Nitrided Steel Cross-Section

Nitrided steel cross-sections have a very hard surface (900-1100 HV compound layer) transitioning through a hard diffusion zone to the softer core (30-45 HRC tempered martensite). The compound layer is very thin (5-30 μm) and must be preserved intact for thickness measurement. Edge retention at the nitrided surface is critical. The hardness gradient through the diffusion zone is measured by microhardness traverse, which requires a flat, polished surface free of deformation artifacts that could affect hardness values.

Use an abrasive cut-off wheel with alumina abrasive designed for hardened steel. Generous coolant is essential to prevent thermal damage to the nitrided case. The compound layer is brittle and can crack or spall from thermal shock during cutting. Cutting speed: 250-350 RPM with moderate to low feed rate. Cut perpendicular to the nitrided surface to produce a true cross-section for case depth measurement. Leave 2-3 mm allowance for grinding. For precision work, use a low-speed diamond wafering saw to minimize heat generation.

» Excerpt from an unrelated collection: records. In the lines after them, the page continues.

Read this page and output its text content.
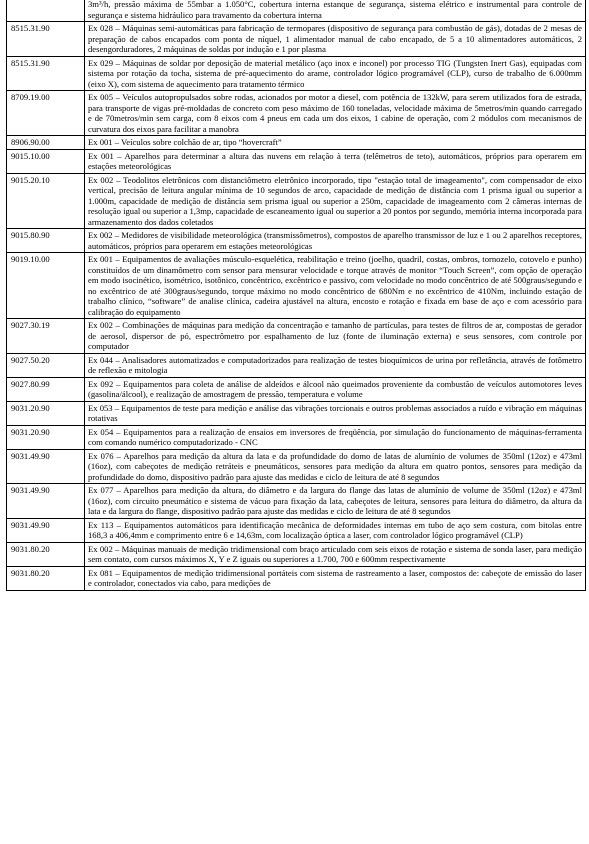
	3m³/h, pressão máxima de 55mbar a 1.050°C, cobertura interna estanque de segurança, sistema elétrico e instrumental para controle de segurança e sistema hidráulico para travamento da cobertura interna
8515.31.90	Ex 028 – Máquinas semi-automáticas para fabricação de termopares (dispositivo de segurança para combustão de gás), dotadas de 2 mesas de preparação de cabos encapados com ponta de níquel, 1 alimentador manual de cabo encapado, de 5 a 10 alimentadores automáticos, 2 desengorduradores, 2 máquinas de soldas por indução e 1 por plasma
8515.31.90	Ex 029 – Máquinas de soldar por deposição de material metálico (aço inox e inconel) por processo TIG (Tungsten Inert Gas), equipadas com sistema por rotação da tocha, sistema de pré-aquecimento do arame, controlador lógico programável (CLP), curso de trabalho de 6.000mm (eixo X), com sistema de aquecimento para tratamento térmico
8709.19.00	Ex 005 – Veículos autopropulsados sobre rodas, acionados por motor a diesel, com potência de 132kW, para serem utilizados fora de estrada, para transporte de vigas pré-moldadas de concreto com peso máximo de 160 toneladas, velocidade máxima de 5metros/min quando carregado e de 70metros/min sem carga, com 8 eixos com 4 pneus em cada um dos eixos, 1 cabine de operação, com 2 módulos com mecanismos de curvatura dos eixos para facilitar a manobra
8906.90.00	Ex 001 – Veículos sobre colchão de ar, tipo “hovercraft”
9015.10.00	Ex 001 – Aparelhos para determinar a altura das nuvens em relação à terra (telêmetros de teto), automáticos, próprios para operarem em estações meteorológicas
9015.20.10	Ex 002 – Teodolitos eletrônicos com distanciômetro eletrônico incorporado, tipo "estação total de imageamento", com compensador de eixo vertical, precisão de leitura angular mínima de 10 segundos de arco, capacidade de medição de distância com 1 prisma igual ou superior a 1.000m, capacidade de medição de distância sem prisma igual ou superior a 250m, capacidade de imageamento com 2 câmeras internas de resolução igual ou superior a 1,3mp, capacidade de escaneamento igual ou superior a 20 pontos por segundo, memória interna incorporada para armazenamento dos dados coletados
9015.80.90	Ex 002 – Medidores de visibilidade meteorológica (transmissômetros), compostos de aparelho transmissor de luz e 1 ou 2 aparelhos receptores, automáticos, próprios para operarem em estações meteorológicas
9019.10.00	Ex 001 – Equipamentos de avaliações músculo-esquelética, reabilitação e treino (joelho, quadril, costas, ombros, tornozelo, cotovelo e punho) constituídos de um dinamômetro com sensor para mensurar velocidade e torque através de monitor “Touch Screen”, com opção de operação em modo isocinético, isométrico, isotônico, concêntrico, excêntrico e passivo, com velocidade no modo concêntrico de até 500graus/segundo e no excêntrico de até 300graus/segundo, torque máximo no modo concêntrico de 680Nm e no excêntrico de 410Nm, incluindo estação de trabalho clínico, “software” de analise clínica, cadeira ajustável na altura, encosto e rotação e fixada em base de aço e com acessório para calibração do equipamento
9027.30.19	Ex 002 – Combinações de máquinas para medição da concentração e tamanho de partículas, para testes de filtros de ar, compostas de gerador de aerosol, dispersor de pó, espectrômetro por espalhamento de luz (fonte de iluminação externa) e seus sensores, com controle por computador
9027.50.20	Ex 044 – Analisadores automatizados e computadorizados para realização de testes bioquímicos de urina por refletância, através de fotômetro de reflexão e mitologia
9027.80.99	Ex 092 – Equipamentos para coleta de análise de aldeídos e álcool não queimados proveniente da combustão de veículos automotores leves (gasolina/álcool), e realização de amostragem de pressão, temperatura e volume
9031.20.90	Ex 053 – Equipamentos de teste para medição e análise das vibrações torcionais e outros problemas associados a ruído e vibração em máquinas rotativas
9031.20.90	Ex 054 – Equipamentos para a realização de ensaios em inversores de freqüência, por simulação do funcionamento de máquinas-ferramenta com comando numérico computadorizado - CNC
9031.49.90	Ex 076 – Aparelhos para medição da altura da lata e da profundidade do domo de latas de alumínio de volumes de 350ml (12oz) e 473ml (16oz), com cabeçotes de medição retráteis e pneumáticos, sensores para medição da altura em quatro pontos, sensores para medição da profundidade do domo, dispositivo padrão para ajuste das medidas e ciclo de leitura de até 8 segundos
9031.49.90	Ex 077 – Aparelhos para medição da altura, do diâmetro e da largura do flange das latas de alumínio de volume de 350ml (12oz) e 473ml (16oz), com circuito pneumático e sistema de vácuo para fixação da lata, cabeçotes de leitura, sensores para leitura do diâmetro, da altura da lata e da largura do flange, dispositivo padrão para ajuste das medidas e ciclo de leitura de até 8 segundos
9031.49.90	Ex 113 – Equipamentos automáticos para identificação mecânica de deformidades internas em tubo de aço sem costura, com bitolas entre 168,3 a 406,4mm e comprimento entre 6 e 14,63m, com localização óptica a laser, com controlador lógico programável (CLP)
9031.80.20	Ex 002 – Máquinas manuais de medição tridimensional com braço articulado com seis eixos de rotação e sistema de sonda laser, para medição sem contato, com cursos máximos X, Y e Z iguais ou superiores a 1.700, 700 e 600mm respectivamente
9031.80.20	Ex 081 – Equipamentos de medição tridimensional portáteis com sistema de rastreamento a laser, compostos de: cabeçote de emissão do laser e controlador, conectados via cabo, para medições de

Edge-retaining mounting is critical for preserving the thin compound layer. Use a hard epoxy mounting compound with mineral filler or a specialized edge-retaining resin. Vacuum impregnation is recommended to fill any cracks in the brittle compound layer. Orient the nitrided surface face-down in the mold. Cold mounting is preferred for maximum edge retention. For best results, apply electroless nickel plating (10-15 μm) over the nitrided surface before mounting. The nickel provides excellent mechanical support for the thin compound layer during grinding and polishing.

The hard nitrided surface (900-1100 HV) and softer core (300-450 HV) create a hardness gradient that must be managed during grinding.

Grinding sequence:

• 120 grit SiC: Remove sectioning damage (30-60 seconds). Moderate pressure (25-35 N). The hard nitrided case grinds slower than the core.
• 240 grit SiC: Remove previous scratches (30-45 seconds).
• 320 grit SiC: Refinement (20-40 seconds).
• 400 grit SiC: Further refinement (20-40 seconds).
• 600 grit SiC: Final grinding (20-40 seconds). Very light pressure to avoid fracturing the compound layer.

Disc speed: 250-300 RPM. Rotate specimen 90° between steps. Diamond grinding discs (40-15 μm) can be used as an alternative for more uniform material removal across the hardness gradient. Monitor for chipping of the brittle compound layer at the sample edge.

Standard diamond polishing with attention to edge retention at the nitrided surface.

Diamond polishing sequence:

• 6 μm diamond: 3-5 minutes on a napless or low-nap synthetic pad (20-30 N). Use napless cloth near the surface to prevent rounding of the compound layer edge.
• 1 μm diamond: 3-5 minutes on a synthetic pad (15-25 N). The compound layer should appear as a bright, featureless band at the surface.

Final polishing:

• 0.05 μm colloidal silica: 1-3 minutes on a soft pad. Keep time minimal to preserve edge retention. For microhardness traverse specimens, a flat, deformation-free surface is essential; vibratory polishing (1-2 hours) may give better results for hardness accuracy.

Etching reveals the compound layer, diffusion zone, and core microstructure with distinct contrast.

2-3% Nital (Chemical Etching) - Primary choice:

• Composition: 2-3 ml HNO3, 97-98 ml ethanol
• Application: Immerse for 5-15 seconds.
• Reveals: The compound layer appears bright white (resists etching), hence its name "white layer." The diffusion zone etches darker than the core due to nitrogen-induced lattice strain. The core tempered martensite etches with normal contrast. The case/core boundary is visible as a color transition.
• Rinse: Ethanol, then dry with warm air.

Marble's Reagent (Chemical Etching) - For compound layer detail:

• Composition: 4 g CuSO4, 20 ml HCl, 20 ml water
• Application: Immerse for 5-15 seconds.
• Reveals: Compound layer sub-structure. Can differentiate gamma-prime (Fe4N) and epsilon (Fe2-3N) phases within the compound layer. The copper deposition darkens the Fe2-3N phase while Fe4N remains brighter.

Microhardness traverse note: For case depth measurement by microhardness (ASTM E384), the surface should be polished but NOT etched. Etching can affect apparent hardness values near the surface.